When Josef contracted lupus the first time, she said, her doctor recommended that she walk up and down her apartment stairs to build muscle tone. She tried that and found that it didn’t make much of a difference, but she got another idea from watching Dean, who had blown glass for years and owned a studio near the San Diego Zoo.

Under Dean’s tutelage, Josef learned the physical ropes of blowing glass, an arrangement Dean calls the dance floor, in which the artisan stands before a furnace and shapes the glass in a hot tank by blowing into a 4-foot pipe, then rolls the glass on a steel table to cool it. Josef got a full-body workout in the process, using her fingers to work the blow pipe and metal rod and working her lower half by sitting and standing repeatedly.

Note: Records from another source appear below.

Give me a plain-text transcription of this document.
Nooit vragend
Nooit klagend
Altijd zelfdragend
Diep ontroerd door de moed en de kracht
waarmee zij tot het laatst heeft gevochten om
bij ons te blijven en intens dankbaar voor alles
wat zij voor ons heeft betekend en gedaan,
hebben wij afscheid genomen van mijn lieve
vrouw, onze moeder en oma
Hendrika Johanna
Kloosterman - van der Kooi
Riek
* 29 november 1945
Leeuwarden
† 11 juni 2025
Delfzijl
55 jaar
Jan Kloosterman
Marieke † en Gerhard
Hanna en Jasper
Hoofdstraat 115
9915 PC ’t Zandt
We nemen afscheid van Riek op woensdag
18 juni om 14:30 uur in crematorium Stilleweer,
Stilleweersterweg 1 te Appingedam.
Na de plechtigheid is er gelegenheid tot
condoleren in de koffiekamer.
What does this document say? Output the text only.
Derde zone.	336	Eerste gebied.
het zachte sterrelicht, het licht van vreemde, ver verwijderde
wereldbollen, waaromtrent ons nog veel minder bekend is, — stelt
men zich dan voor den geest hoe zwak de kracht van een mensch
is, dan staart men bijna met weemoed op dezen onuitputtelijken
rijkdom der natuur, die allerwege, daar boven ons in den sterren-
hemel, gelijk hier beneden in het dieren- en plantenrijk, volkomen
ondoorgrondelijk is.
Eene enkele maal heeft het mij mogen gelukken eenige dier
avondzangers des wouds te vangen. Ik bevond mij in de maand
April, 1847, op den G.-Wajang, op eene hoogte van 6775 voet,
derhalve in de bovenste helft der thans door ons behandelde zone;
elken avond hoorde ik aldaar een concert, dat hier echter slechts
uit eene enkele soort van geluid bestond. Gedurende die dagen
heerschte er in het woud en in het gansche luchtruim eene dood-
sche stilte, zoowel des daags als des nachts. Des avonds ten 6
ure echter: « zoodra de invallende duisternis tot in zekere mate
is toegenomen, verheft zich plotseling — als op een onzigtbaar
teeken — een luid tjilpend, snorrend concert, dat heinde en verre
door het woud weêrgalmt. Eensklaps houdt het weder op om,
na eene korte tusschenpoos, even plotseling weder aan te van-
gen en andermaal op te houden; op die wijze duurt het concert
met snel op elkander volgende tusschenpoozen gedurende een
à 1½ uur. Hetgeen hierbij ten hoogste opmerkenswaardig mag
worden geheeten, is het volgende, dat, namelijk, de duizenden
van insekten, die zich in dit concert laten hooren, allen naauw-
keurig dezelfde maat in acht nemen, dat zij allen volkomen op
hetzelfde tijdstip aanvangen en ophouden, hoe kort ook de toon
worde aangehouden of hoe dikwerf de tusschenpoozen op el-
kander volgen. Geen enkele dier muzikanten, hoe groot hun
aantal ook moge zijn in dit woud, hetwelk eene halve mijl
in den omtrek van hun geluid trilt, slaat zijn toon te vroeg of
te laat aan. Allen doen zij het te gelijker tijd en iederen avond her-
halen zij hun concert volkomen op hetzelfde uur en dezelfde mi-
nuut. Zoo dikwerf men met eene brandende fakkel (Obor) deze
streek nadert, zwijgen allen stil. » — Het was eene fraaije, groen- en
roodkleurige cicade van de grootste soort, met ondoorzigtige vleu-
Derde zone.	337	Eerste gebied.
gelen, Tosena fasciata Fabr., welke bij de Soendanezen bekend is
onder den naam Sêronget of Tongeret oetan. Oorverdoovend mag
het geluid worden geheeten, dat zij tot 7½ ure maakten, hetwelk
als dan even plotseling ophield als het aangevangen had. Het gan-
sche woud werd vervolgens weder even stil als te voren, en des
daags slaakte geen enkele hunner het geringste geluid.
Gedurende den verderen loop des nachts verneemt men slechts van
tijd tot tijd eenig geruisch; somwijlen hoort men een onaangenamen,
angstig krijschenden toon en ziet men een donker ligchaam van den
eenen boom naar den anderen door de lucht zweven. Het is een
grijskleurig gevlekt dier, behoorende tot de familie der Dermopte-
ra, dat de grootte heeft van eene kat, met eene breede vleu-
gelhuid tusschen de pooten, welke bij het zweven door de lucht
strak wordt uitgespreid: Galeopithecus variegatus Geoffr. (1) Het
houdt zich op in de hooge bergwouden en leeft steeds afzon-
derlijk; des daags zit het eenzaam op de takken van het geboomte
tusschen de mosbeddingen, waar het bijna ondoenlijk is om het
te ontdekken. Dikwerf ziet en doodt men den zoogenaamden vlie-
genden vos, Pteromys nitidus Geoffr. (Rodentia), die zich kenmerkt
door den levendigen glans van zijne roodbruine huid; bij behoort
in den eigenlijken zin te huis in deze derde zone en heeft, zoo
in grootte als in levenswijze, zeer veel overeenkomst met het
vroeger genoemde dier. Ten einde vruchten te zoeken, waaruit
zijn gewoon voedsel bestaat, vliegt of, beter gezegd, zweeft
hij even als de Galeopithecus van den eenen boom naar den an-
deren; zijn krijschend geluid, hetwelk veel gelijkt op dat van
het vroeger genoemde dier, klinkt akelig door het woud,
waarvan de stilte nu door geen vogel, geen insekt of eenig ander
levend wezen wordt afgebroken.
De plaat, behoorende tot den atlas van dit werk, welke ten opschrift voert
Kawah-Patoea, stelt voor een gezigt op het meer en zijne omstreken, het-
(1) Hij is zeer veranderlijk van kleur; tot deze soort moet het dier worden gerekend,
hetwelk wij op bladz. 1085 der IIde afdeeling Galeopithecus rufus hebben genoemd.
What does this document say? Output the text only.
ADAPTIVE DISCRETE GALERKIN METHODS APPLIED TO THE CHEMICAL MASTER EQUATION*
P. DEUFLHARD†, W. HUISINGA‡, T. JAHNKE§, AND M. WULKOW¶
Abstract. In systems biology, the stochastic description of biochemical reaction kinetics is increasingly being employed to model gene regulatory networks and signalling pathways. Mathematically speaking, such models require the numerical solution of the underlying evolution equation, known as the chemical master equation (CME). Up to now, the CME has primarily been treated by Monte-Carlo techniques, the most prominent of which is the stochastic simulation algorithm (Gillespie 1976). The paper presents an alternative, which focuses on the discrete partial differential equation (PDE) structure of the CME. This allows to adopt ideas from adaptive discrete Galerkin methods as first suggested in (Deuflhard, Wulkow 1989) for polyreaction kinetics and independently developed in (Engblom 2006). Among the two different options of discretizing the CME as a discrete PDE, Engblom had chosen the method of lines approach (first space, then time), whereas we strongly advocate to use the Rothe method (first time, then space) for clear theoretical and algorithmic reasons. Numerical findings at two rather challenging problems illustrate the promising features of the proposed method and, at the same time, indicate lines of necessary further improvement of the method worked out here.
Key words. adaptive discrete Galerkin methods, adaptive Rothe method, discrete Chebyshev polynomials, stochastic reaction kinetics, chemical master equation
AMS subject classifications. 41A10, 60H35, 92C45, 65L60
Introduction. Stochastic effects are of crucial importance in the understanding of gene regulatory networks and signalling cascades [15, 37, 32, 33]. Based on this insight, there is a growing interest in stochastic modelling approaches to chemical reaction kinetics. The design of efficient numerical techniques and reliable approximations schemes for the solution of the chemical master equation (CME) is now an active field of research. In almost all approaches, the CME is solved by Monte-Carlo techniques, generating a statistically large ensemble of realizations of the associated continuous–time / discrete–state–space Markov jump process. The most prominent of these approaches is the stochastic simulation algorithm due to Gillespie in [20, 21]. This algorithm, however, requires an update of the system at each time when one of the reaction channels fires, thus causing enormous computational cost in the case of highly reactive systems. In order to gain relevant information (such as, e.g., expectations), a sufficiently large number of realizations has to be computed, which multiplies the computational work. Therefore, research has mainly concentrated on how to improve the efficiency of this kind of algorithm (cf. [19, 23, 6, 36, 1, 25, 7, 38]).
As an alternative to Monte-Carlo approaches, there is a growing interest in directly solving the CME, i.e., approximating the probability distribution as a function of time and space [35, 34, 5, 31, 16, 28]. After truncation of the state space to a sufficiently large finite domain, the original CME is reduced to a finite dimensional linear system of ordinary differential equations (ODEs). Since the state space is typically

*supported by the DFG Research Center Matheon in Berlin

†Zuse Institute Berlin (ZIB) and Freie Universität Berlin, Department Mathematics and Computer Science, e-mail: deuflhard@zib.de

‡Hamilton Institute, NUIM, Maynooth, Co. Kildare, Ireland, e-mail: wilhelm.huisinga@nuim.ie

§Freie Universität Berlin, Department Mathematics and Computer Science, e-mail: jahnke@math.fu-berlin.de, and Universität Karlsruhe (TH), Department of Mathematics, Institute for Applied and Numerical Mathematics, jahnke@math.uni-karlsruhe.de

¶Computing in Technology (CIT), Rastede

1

Her first pieces were simple designs, but the ones on sale this weekend run the gamut from flowers to birds to a statue of a mother swaddling a baby. Dean and Josef, who take a ceramics class at Coastline and were invited to participate in the art sale by Assistant Gallery Curator Anita Sinclair, worked until a few years ago at a furnace at Escondido. The costs proved too high, though, so now they’re on the lookout for a workspace that’s cheaper and doesn’t require them to be students.

While going back into business would be fun, Dean said, making artwork together is also a bonding experience.

“It’s like being with your best friend doing the funnest thing you can,” he said. “My idea of the perfect day is Paula and I sitting for six hours straight blowing Christmas ornaments.”